"How's the sex?"
"Who does what?"
"Can I join in?"
My wife and I have been happily married for many years and through many adventures. So we're frequently asked questions like the ones above. Sometimes it's by someone who's genuinely interested in how a bi marriage works. Other times, it's by somebody who's more curious about being with a bisexual couple.
Despite the fact that I'm sometimes caught off guard by these questions, anybody who truly wants to understand more about bisexuality is always welcome to start a conversation with me.
That said, I think it might be helpful to shed some light on how a bisexual marriage can work. Please note my use of the word "can." The insights I share are based on my own experiences. It's important to understand that relationships are as unique as the individuals in them, and other married bisexuals likely have their own distinct ways of making their relationships work.
Sex and Sexual Fluidity
My wife and I are both bisexual. In addition, we also both experience sexual fluidity. For those of you unfamiliar with the term, a person who's sexually fluid can feel fluctuating degrees of attraction to another gender and/or or his or her own gender at varying points in life.
So what does this mean when it comes down to sex?
- We enjoy each other's mind and body. Our attraction to each other's mind and body is top priority for both of us. Because we know each other through and through on both a mental and physical level, we share a deep intimacy that forms the foundation of our marriage.
- We enjoy each other's bisexuality and fluidity. I find it beautiful and exciting that my wife is attracted to other genders, and I'm fortunate that she feels the same way about me. For us, this is an integral part of who we are.
- We share many of the same turn-ons. Just like in any other sexual relationship, in order for it to be successful, there has to be some common ground. We're fortunate to share a lot of common ground. Of course, our bisexuality and fluidity are important sources of pleasure to us. Additionally, we enjoy erotica, adult films and we're both into kink -- bondage, leather, latex, role-play (on condition it's all legal, consensual and safe).
- We're open to possibilities. From the moment we became a couple, we recognized stifling our bisexuality would be a recipe for disaster. We believe that being faithful to each other is an emotional and spiritual matter rather than a physical one. That's why we always consult with one another if we want to open our relationship. In addition, when we do, we're always up front to others about being married.
All of these factors together allow us to share a vast array of turn-ons. And since the mind is the most erogenous organ of all, it's safe to say our sex is nothing short of mind blowing.
Challenges and Pitfalls
We learned early on in our relationship that our bisexuality and sexual fluidity could be challenging unless we were completely open and honest to each other. Consider the following pitfalls:
- We can't compete with each other's same-sex attraction. I'm not a woman; she's not a man. One of the things that attracts us to one another is also what makes it impossible for us to be everything to each other all the time. The only way to deal with this is radical acceptance.
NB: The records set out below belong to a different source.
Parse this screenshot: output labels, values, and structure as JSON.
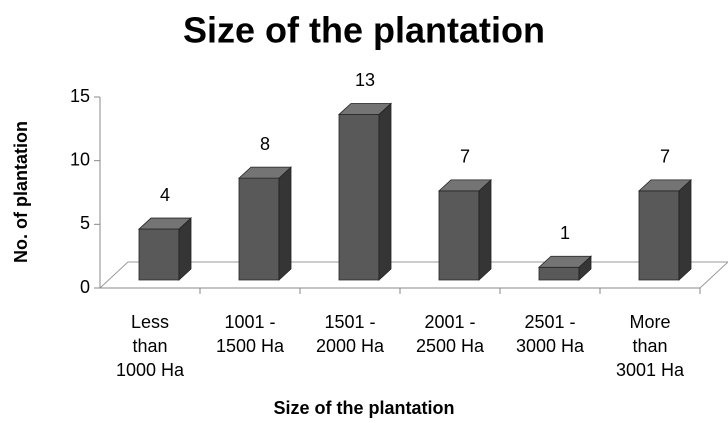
{
  "chart_data": {
    "type": "bar3d",
    "title": "Size of the plantation",
    "x_label": "Size of the plantation",
    "y_label": "No. of plantation",
    "categories": [
      "Less\nthan\n1000 Ha",
      "1001 -\n1500 Ha",
      "1501 -\n2000 Ha",
      "2001 -\n2500 Ha",
      "2501 -\n3000 Ha",
      "More\nthan\n3001 Ha"
    ],
    "values": [
      4,
      8,
      13,
      7,
      1,
      7
    ],
    "color": "#595959",
    "ylim": [
      0,
      15
    ],
    "yticks": [
      0,
      5,
      10,
      15
    ]
  }
}
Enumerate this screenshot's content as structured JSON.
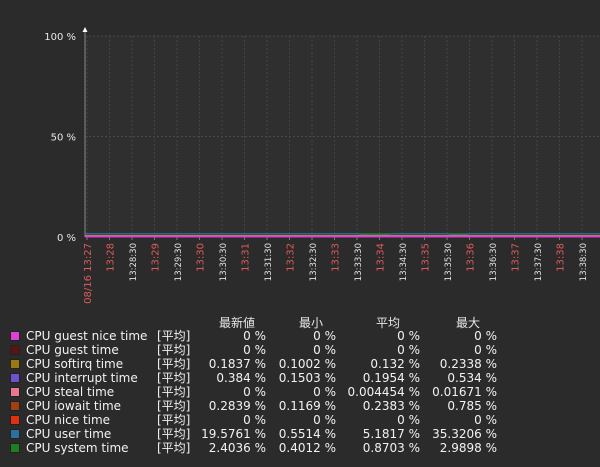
{
  "chart_data": {
    "type": "line",
    "title": "",
    "xlabel": "",
    "ylabel": "",
    "ylim": [
      0,
      100
    ],
    "y_ticks": [
      "0 %",
      "50 %",
      "100 %"
    ],
    "x_ticks": [
      {
        "label": "08/16 13:27",
        "major": true
      },
      {
        "label": "13:28",
        "major": true
      },
      {
        "label": "13:28:30",
        "major": false
      },
      {
        "label": "13:29",
        "major": true
      },
      {
        "label": "13:29:30",
        "major": false
      },
      {
        "label": "13:30",
        "major": true
      },
      {
        "label": "13:30:30",
        "major": false
      },
      {
        "label": "13:31",
        "major": true
      },
      {
        "label": "13:31:30",
        "major": false
      },
      {
        "label": "13:32",
        "major": true
      },
      {
        "label": "13:32:30",
        "major": false
      },
      {
        "label": "13:33",
        "major": true
      },
      {
        "label": "13:33:30",
        "major": false
      },
      {
        "label": "13:34",
        "major": true
      },
      {
        "label": "13:34:30",
        "major": false
      },
      {
        "label": "13:35",
        "major": true
      },
      {
        "label": "13:35:30",
        "major": false
      },
      {
        "label": "13:36",
        "major": true
      },
      {
        "label": "13:36:30",
        "major": false
      },
      {
        "label": "13:37",
        "major": true
      },
      {
        "label": "13:37:30",
        "major": false
      },
      {
        "label": "13:38",
        "major": true
      },
      {
        "label": "13:38:30",
        "major": false
      }
    ],
    "grid": true,
    "legend_position": "bottom",
    "legend_headers": {
      "last": "最新値",
      "min": "最小",
      "avg": "平均",
      "max": "最大"
    },
    "series": [
      {
        "name": "CPU guest nice time",
        "color": "#e040d0",
        "func": "[平均]",
        "last": "0 %",
        "min": "0 %",
        "avg": "0 %",
        "max": "0 %",
        "level": 0
      },
      {
        "name": "CPU guest time",
        "color": "#5a1414",
        "func": "[平均]",
        "last": "0 %",
        "min": "0 %",
        "avg": "0 %",
        "max": "0 %",
        "level": 0
      },
      {
        "name": "CPU softirq time",
        "color": "#9a7a10",
        "func": "[平均]",
        "last": "0.1837 %",
        "min": "0.1002 %",
        "avg": "0.132 %",
        "max": "0.2338 %",
        "level": 0.132
      },
      {
        "name": "CPU interrupt time",
        "color": "#7050d0",
        "func": "[平均]",
        "last": "0.384 %",
        "min": "0.1503 %",
        "avg": "0.1954 %",
        "max": "0.534 %",
        "level": 0.1954
      },
      {
        "name": "CPU steal time",
        "color": "#e87890",
        "func": "[平均]",
        "last": "0 %",
        "min": "0 %",
        "avg": "0.004454 %",
        "max": "0.01671 %",
        "level": 0.004454
      },
      {
        "name": "CPU iowait time",
        "color": "#a04010",
        "func": "[平均]",
        "last": "0.2839 %",
        "min": "0.1169 %",
        "avg": "0.2383 %",
        "max": "0.785 %",
        "level": 0.2383
      },
      {
        "name": "CPU nice time",
        "color": "#e03010",
        "func": "[平均]",
        "last": "0 %",
        "min": "0 %",
        "avg": "0 %",
        "max": "0 %",
        "level": 0
      },
      {
        "name": "CPU user time",
        "color": "#2a70a0",
        "func": "[平均]",
        "last": "19.5761 %",
        "min": "0.5514 %",
        "avg": "5.1817 %",
        "max": "35.3206 %",
        "level": 0.6
      },
      {
        "name": "CPU system time",
        "color": "#208020",
        "func": "[平均]",
        "last": "2.4036 %",
        "min": "0.4012 %",
        "avg": "0.8703 %",
        "max": "2.9898 %",
        "level": 0.6
      }
    ]
  }
}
- Sexual fluidity can't be predicted or forced. With both of us experiencing fluidity, there are going to be times when we're out of synch. Over time, we've developed strategies for dealing with this. It starts with being honest about where we are, then finding if there's any common ground we can enjoy. If there is, we explore it. If not, we give each other the freedom to be ourselves until our cycles bring us closer together again.
- There's a risk of repression. During times when we're not in synch, we've both experienced the subconscious desire to repress our feelings so as not to hurt the other. But repression is unhealthy and can lead to stress and resentment. Over time, we've learned that it's imperative for us to acknowledge our feelings, even if that means our sex lives diverge for a while.
- Sometimes we need exclusivity. There are times when it's not good for our marriage to be open. This can be due to stress and/or external challenges, or it can be due to the fact that we simply want to be just the two of us for a while. Either of us can call for this exclusivity, and I'm proud to say both of us respect it.
Why Does It Work?
Just like any other successful relationship, our marriage is built on a deep appreciation and love of each other combined with trust and respect. Yet if I had to pinpoint the one thing that's critical to us being fully ourselves, it would have to be communication. Due to the very nature of our fluidity, patterns we develop today might not work tomorrow. But by communicating our thoughts, emotions and desires, we're able to navigate the twists and turns of our bi marriage -- and enjoy this exciting journey we're on together.